Of the material original to ANKOS, the Principle of Computational Equivalence is likely to be the most contentious point. One consequence, according to Wolfram, is that it provides a rationale for Goedel's Theorem: complexity phenomena in axiomatic systems explain why some theorems are undecidable. In more practical territory, it would mean that many straightforward systems throw up analytically intractable behaviour that can only be modelled by a real-time discrete simulation such as a CA. On the other hand, even the most outwardly complex systems would be amenable to such modelling, and Wolfram believes that the universe might be described by a few lines of code.
Effectively, the Principle sidesteps the long history of attempting to define and measure complexity, by saying that everything above a particular intuitive threshold is equally complex. Much as I'm an enthusiast of CA, ANKOS doesn't convince me that I should drop the more traditional intuition that there is a hierarchy of complexity. Evidence such as Sierpinksi seashell patterns demonstrates that simple natural computational engines are plausible, and they may be universal computers in theory. But ANKOS fails in my view to prove that universality implies that such engines, running a random program on random input, could spontaneously generate, say, human-level intelligence.

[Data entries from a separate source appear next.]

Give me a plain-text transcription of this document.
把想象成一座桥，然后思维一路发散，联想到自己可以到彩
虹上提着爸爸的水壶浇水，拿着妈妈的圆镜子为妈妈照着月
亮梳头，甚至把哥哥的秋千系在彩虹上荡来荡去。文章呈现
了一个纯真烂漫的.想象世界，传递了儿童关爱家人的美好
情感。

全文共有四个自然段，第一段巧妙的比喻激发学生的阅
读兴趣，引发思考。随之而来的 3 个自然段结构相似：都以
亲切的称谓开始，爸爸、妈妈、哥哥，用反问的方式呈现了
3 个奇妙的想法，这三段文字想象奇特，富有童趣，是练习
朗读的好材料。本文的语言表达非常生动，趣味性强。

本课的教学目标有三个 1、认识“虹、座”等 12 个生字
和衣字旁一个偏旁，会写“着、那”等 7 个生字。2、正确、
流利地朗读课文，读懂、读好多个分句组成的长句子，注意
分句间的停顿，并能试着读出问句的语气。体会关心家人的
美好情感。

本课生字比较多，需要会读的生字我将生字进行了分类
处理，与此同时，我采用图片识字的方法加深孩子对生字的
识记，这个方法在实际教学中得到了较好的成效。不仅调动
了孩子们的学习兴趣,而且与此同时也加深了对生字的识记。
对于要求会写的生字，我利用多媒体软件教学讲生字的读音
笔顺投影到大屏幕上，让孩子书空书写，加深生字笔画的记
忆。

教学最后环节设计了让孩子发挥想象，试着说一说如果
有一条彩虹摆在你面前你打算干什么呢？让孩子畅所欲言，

Whatever the content, the style of ANKOS - Wolfram asserts that modesty reduces clarity - is a major impediment to assessing its science. Some parts run perilously close to the criteria in mathematical physicist John Baez's 'Crackpot Index' (at math.ucr.edu/home/baez/crackpot.html) for assessing potentially revolutionary contributions to physics, starting with '10 points for beginning the description of your theory by saying how long you have been working on it'. Wolfram is not a crackpot, but his failure to appreciate the negative effect of such 'green ink' statements is one of several stylistic faults that made it into ANKOS.
This isn't to say that ANKOS isn't worth reading. If you can ignore the Wolframcentric slant, it provides an exhaustively researched overview of CA-related complexity theory. Organised differently, it could have been a CA equivalent of Gleick's Chaos: making a new science. Unfortunately, its wealth of detail is disorganised and hard to correlate, it lacks the friendly touch of authors such as Douglas Hofstadter or Clifford Pickover, and many sections such as the Rule 110 proof are well beyond non-specialists. The central claim - simple programs explain everything - may inspire lay readers. Expect software and teaching spin-offs soon. But I doubt that the book will inspire the scientific community. A New Kind of Science primarily exhorts scientists to explore cellular automata techniques that are already under exploration.